High Tech Border Control at Gatwick Airport
24 November 2009
Nearly one million passengers have used the latest face scanning technology at Britain's airports, the Home Secretary, Alan Johnson announced today.
He confirmed the figure while visiting the state-of-the-art facial recognition gates at Gatwick Airport's North Terminal. More than 950,000 passengers have used the secure self-service gates which scan biometric details and then check them against a range of watch lists before allowing the passengers to enter the country.
The facial recognition gates offer legitimate passengers the choice between queuing at traditional, staffed passport controls and using the self-service gates. More than 50,000 passengers have used the gates at Gatwick since their introduction in August 2009.

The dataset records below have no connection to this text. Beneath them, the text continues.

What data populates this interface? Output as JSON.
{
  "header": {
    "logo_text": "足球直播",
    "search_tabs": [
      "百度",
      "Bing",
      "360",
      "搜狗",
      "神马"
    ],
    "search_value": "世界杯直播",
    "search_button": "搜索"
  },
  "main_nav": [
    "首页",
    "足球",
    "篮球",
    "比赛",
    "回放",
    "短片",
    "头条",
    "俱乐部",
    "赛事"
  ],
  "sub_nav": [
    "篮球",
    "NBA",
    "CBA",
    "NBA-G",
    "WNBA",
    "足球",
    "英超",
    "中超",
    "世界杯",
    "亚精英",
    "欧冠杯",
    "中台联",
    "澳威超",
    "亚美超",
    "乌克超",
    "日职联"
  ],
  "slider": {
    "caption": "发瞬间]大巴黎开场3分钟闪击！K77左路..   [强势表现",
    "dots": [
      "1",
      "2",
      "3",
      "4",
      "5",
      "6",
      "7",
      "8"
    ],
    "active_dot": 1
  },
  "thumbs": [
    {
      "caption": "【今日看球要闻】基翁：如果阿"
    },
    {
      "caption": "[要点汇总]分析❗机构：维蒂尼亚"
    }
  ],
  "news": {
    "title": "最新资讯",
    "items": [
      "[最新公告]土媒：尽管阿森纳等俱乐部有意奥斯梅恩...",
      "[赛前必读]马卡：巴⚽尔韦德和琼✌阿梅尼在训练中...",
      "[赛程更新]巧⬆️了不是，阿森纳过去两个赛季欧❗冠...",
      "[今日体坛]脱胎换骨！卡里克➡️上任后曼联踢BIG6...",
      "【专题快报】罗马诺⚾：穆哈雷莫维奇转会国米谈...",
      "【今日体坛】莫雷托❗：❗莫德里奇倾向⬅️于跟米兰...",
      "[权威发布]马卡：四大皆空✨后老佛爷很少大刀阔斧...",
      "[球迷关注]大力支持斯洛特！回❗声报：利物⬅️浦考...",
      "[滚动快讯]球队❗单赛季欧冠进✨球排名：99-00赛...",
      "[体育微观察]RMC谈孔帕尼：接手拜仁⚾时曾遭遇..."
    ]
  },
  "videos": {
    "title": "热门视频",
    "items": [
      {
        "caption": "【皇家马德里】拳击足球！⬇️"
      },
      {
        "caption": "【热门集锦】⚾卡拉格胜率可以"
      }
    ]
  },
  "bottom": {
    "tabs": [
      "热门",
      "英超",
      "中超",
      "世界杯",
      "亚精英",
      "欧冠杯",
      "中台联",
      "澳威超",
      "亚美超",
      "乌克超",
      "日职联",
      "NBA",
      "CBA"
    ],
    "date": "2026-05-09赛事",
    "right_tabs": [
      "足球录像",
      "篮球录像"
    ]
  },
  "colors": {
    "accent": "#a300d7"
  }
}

The gates take seconds to scan each passenger's face against the digital photo recorded in their passport. If there is a match, the e-passport gates open, to allow the traveller across the border. The gates are staffed by UK Border Agency officers who examine any passengers rejected by the gate, as well as making manual checks where appropriate.
The technology has already proved popular and successful at Birmingham, Manchester, Stansted, Cardiff and Bristol Airports.
Speaking on his visit, Home Secretary Alan Johnson said:"Facial recognition technology speeds up the passage of legitimate travellers through immigration control, allowing UK Border Agency officers to focus on high risk travellers and goods. Our investment in the latest technology, which I have seen here today at Gatwick, means we continue to be at the forefront of border security. ""We have also introduced fingerprint visas, checking those wanting to enter the UK against immigration and crime databases, and compulsory ID cards for foreign nationals. In addition, the e-Borders system allows the UK Border Agency to count people in and out of the country and target terrorist suspects, criminals and would-be illegal immigrants before they can reach the UK."
Facial recognition is just one of many technologies at use within Gatwick Airport to secure the border. Other technology includes Cyclamen, which detects radiation in cargo at the border and Braun Conpass, a full body scanner which enables the UK Border Agency to see if a passenger is carrying illegal weapons or drugs on their person.
Since January this year, technology used in customs checks at ports has helped in the seizure of illegal drugs worth over £157 million.
On his visit, the Home Secretary met frontline UK Border Agency staff, as well as detection dogs responsible for stopping smuggled goods such as drugs, cash and endangered species. Since January this year, UK border Agency officers working at United Kingdom ports and airports have seized in excess of 447 million smuggled cigarettes - representing a potential loss of more than £87 million in tax revenue and illegal drugs worth over £212 million.
Andy Flower, managing director for London Gatwick Airport, said:"The introduction of the e-Passport system at London Gatwick Airport will provide a more efficient process for passengers entering the country." "The Home Office has enhanced the use of technology which will help speed people through immigration controls, whilst keeping our borders safe and secure."